As generally discussed above, public policy in California supports the right of an individual to the unhampered pursuit of the livelihood of his or her choice. Futurecraft Corp. v. Clary Corp. (1962) 205 Cal. App. 2d 279, 285-296, 23 Cal. Rptr. 198. Thus, as a general rule, a former employee has the right to engage in a competitive business and may enter into competition with the former employer, even for the business of those who were customers of the former employer, provided such competition is fairly conducted. Continental Car-Na-Var Corp. v. Moseley (1944) 24 Cal. 2d 104, 110, 148 P. 2d 9.
I’m not certain that I understand what the rationale would be for prohibiting one’s employees from owning stock in a competitor that is a large public company. Employees often move from one company to a competitor, and retain stock they may have acquired while working in the first, so it’s not at all unusual for an employee to own stock in a competitor, particularly a large publically traded company.
Once again, as with covenants not to compete, in California, an employer who places unfair restrictions on an employee may be liable for engaging in unfair competition and violating Business and Professions Code section 17200 for using an illegal covenant not to compete in an employee contract. Dowell v. Biosense Webster, Inc. (2009) 179 Cal. App. 4th 564, 575 102 Cal. Rptr. 3d 1. I think it is very likely a court in California would find that prohibiting an employee from holding stock in a large publically traded company where the employee worked previously would be such an unfair restriction.
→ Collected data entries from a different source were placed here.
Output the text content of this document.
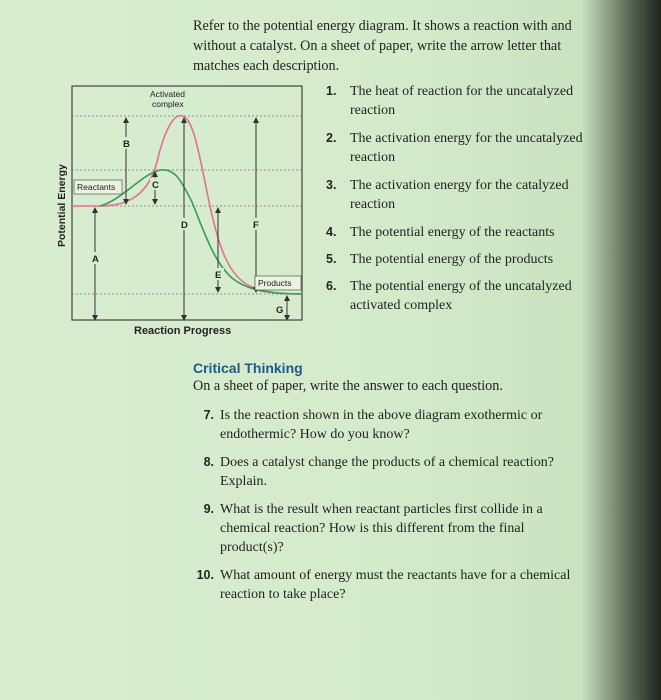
Refer to the potential energy diagram. It shows a reaction with and without a catalyst. On a sheet of paper, write the arrow letter that matches each description.

A
B
C
D
E
F
G
Activated
complex
Reactants
Products
Potential Energy
Reaction Progress
1. The heat of reaction for the uncatalyzed reaction
2. The activation energy for the uncatalyzed reaction
3. The activation energy for the catalyzed reaction
4. The potential energy of the reactants
5. The potential energy of the products
6. The potential energy of the uncatalyzed activated complex
Critical Thinking

On a sheet of paper, write the answer to each question.

7. Is the reaction shown in the above diagram exothermic or endothermic? How do you know?
8. Does a catalyst change the products of a chemical reaction? Explain.
9. What is the result when reactant particles first collide in a chemical reaction? How is this different from the final product(s)?
10. What amount of energy must the reactants have for a chemical reaction to take place?
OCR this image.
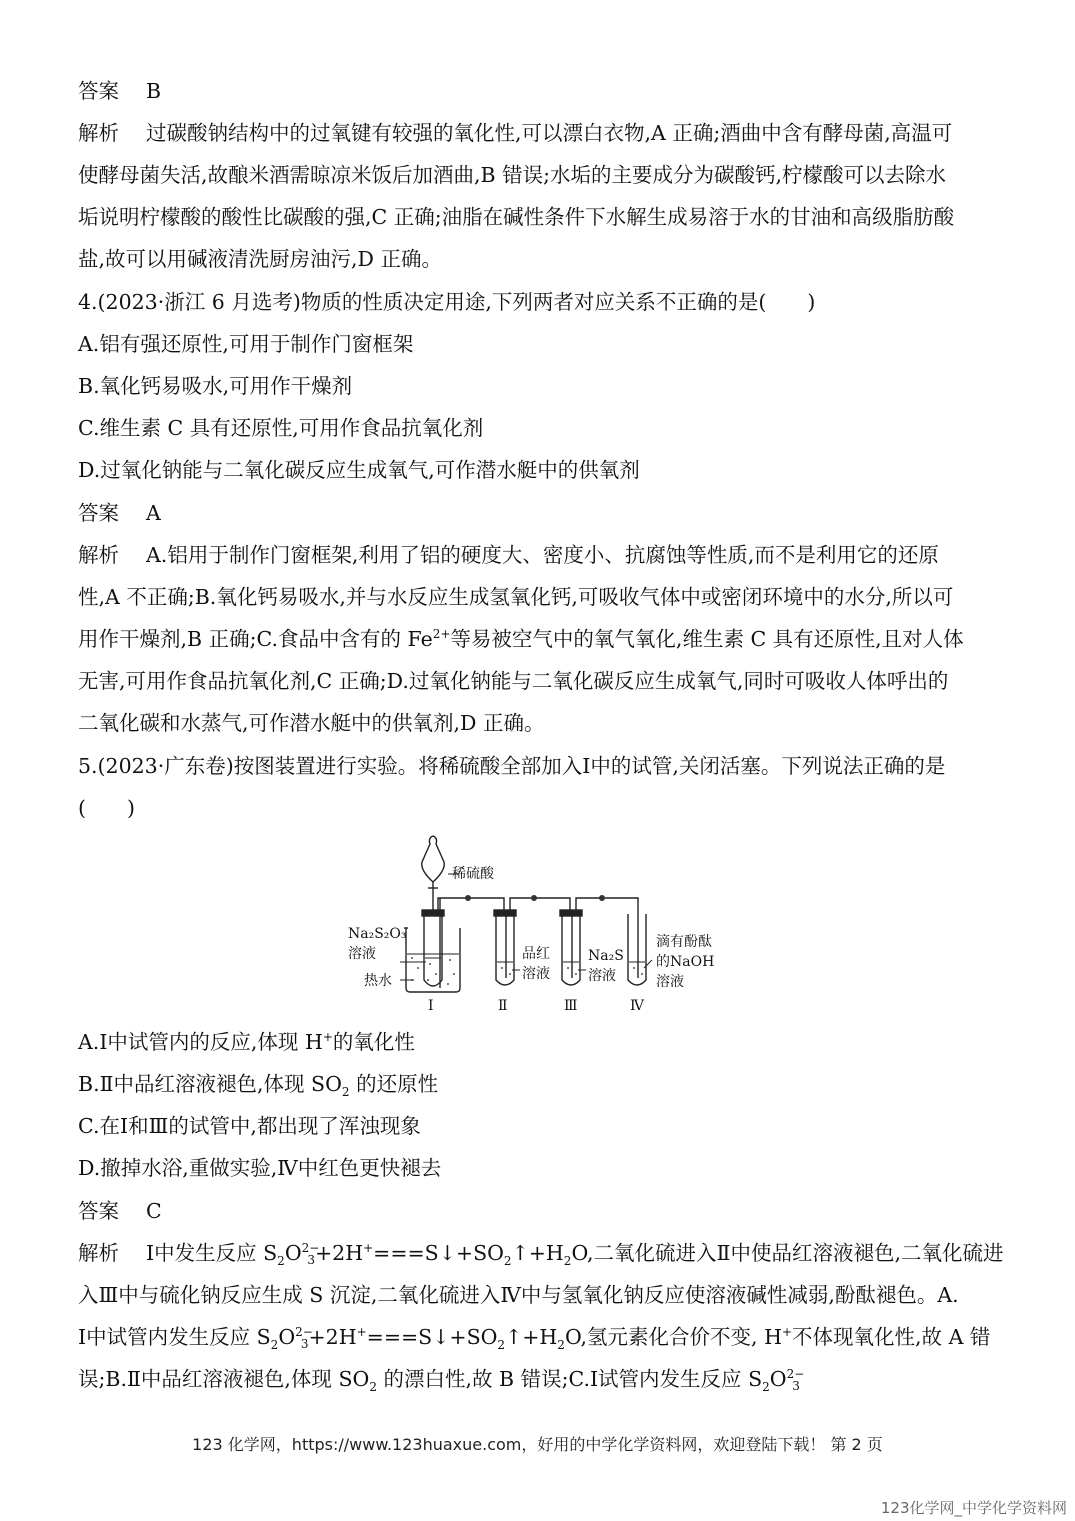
答案 B
解析 过碳酸钠结构中的过氧键有较强的氧化性,可以漂白衣物,A 正确;酒曲中含有酵母菌,高温可
使酵母菌失活,故酿米酒需晾凉米饭后加酒曲,B 错误;水垢的主要成分为碳酸钙,柠檬酸可以去除水
垢说明柠檬酸的酸性比碳酸的强,C 正确;油脂在碱性条件下水解生成易溶于水的甘油和高级脂肪酸
盐,故可以用碱液清洗厨房油污,D 正确。
4.(2023·浙江 6 月选考)物质的性质决定用途,下列两者对应关系不正确的是(　　)
A.铝有强还原性,可用于制作门窗框架
B.氧化钙易吸水,可用作干燥剂
C.维生素 C 具有还原性,可用作食品抗氧化剂
D.过氧化钠能与二氧化碳反应生成氧气,可作潜水艇中的供氧剂
答案 A
解析 A.铝用于制作门窗框架,利用了铝的硬度大、密度小、抗腐蚀等性质,而不是利用它的还原
性,A 不正确;B.氧化钙易吸水,并与水反应生成氢氧化钙,可吸收气体中或密闭环境中的水分,所以可
用作干燥剂,B 正确;C.食品中含有的 $Fe^{2+}$等易被空气中的氧气氧化,维生素 C 具有还原性,且对人体
无害,可用作食品抗氧化剂,C 正确;D.过氧化钠能与二氧化碳反应生成氧气,同时可吸收人体呼出的
二氧化碳和水蒸气,可作潜水艇中的供氧剂,D 正确。
5.(2023·广东卷)按图装置进行实验。将稀硫酸全部加入Ⅰ中的试管,关闭活塞。下列说法正确的是
(　　)
稀硫酸
Na₂S₂O₃
溶液
热水
品红
溶液
Na₂S
溶液
滴有酚酞
的NaOH
溶液
Ⅰ	Ⅱ	Ⅲ	Ⅳ
A.Ⅰ中试管内的反应,体现 H+的氧化性
B.Ⅱ中品红溶液褪色,体现 $SO_2$ 的还原性
C.在Ⅰ和Ⅲ的试管中,都出现了浑浊现象
D.撤掉水浴,重做实验,Ⅳ中红色更快褪去
答案 C
解析 Ⅰ中发生反应 $S_2O^{2-}3+2H^+===S↓+SO_2↑+H_2O$,二氧化硫进入Ⅱ中使品红溶液褪色,二氧化硫进
入Ⅲ中与硫化钠反应生成 S 沉淀,二氧化硫进入Ⅳ中与氢氧化钠反应使溶液碱性减弱,酚酞褪色。A.
Ⅰ中试管内发生反应 $S_2O^{2-}3+2H^+===S↓+SO_2↑+H_2O$,氢元素化合价不变, H+不体现氧化性,故 A 错
误;B.Ⅱ中品红溶液褪色,体现 $SO_2$ 的漂白性,故 B 错误;C.Ⅰ试管内发生反应 $S_2O^{2-}3$
123 化学网，https://www.123huaxue.com，好用的中学化学资料网，欢迎登陆下载！ 第 2 页
123化学网_中学化学资料网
Trade secrets are protected by statute under the California Uniform Trade Secrets Act (UTSA). Civ. Code §3426 et seq. However, these are limited to cases where the employee acts improperly by intentionally disclosing or misappropriating a “trade secret” to a competitor. Examples of this would be secrets that involve special machines, formulas, or designs for the productions of goods. Cal. Francisco Inv. Corp. v. Vrionis (1971) 14 Cal. App. 3d. 318, 322, 92 Cal. Rptr. 201.
Another example would be disclosing customer lists. Although this term of art is very restrictively defined in California law as to employers. For example, in Moss, Adams & Co. v. Shilling, the court of appeal held that the names of customers of an accounting firm that were known by the employees because they had provided services for those customers did not constitute a trade secret. Moss, Adams & Co. v. Shilling (1986) 179 Cal. App. 3d 124, 128-129, 224 Cal. Rptr. 456.
In this client’s circumstance, there is no evidence of the divulgence of trade secrets. But even if the client had used company customer lists, etc. in his future employment, under California public policy even the definition of trade secrets is rather broadly construed in the employee’s favor.
Thus, in conclusion, under California law there is no problem that in that the client previously worked for Company A and currently works for as an executive for another biotech company in the absence of a non-compete agreement that would never be enforced anyway. Nor is there any legal problem under California law with the client holding an equity position in his previous very large publically traded company and working for another company in that business field. Lastly, any attempts to limit his rights in these regards may subject any unreasonably limiting employer to the legally justifiable risk of litigation.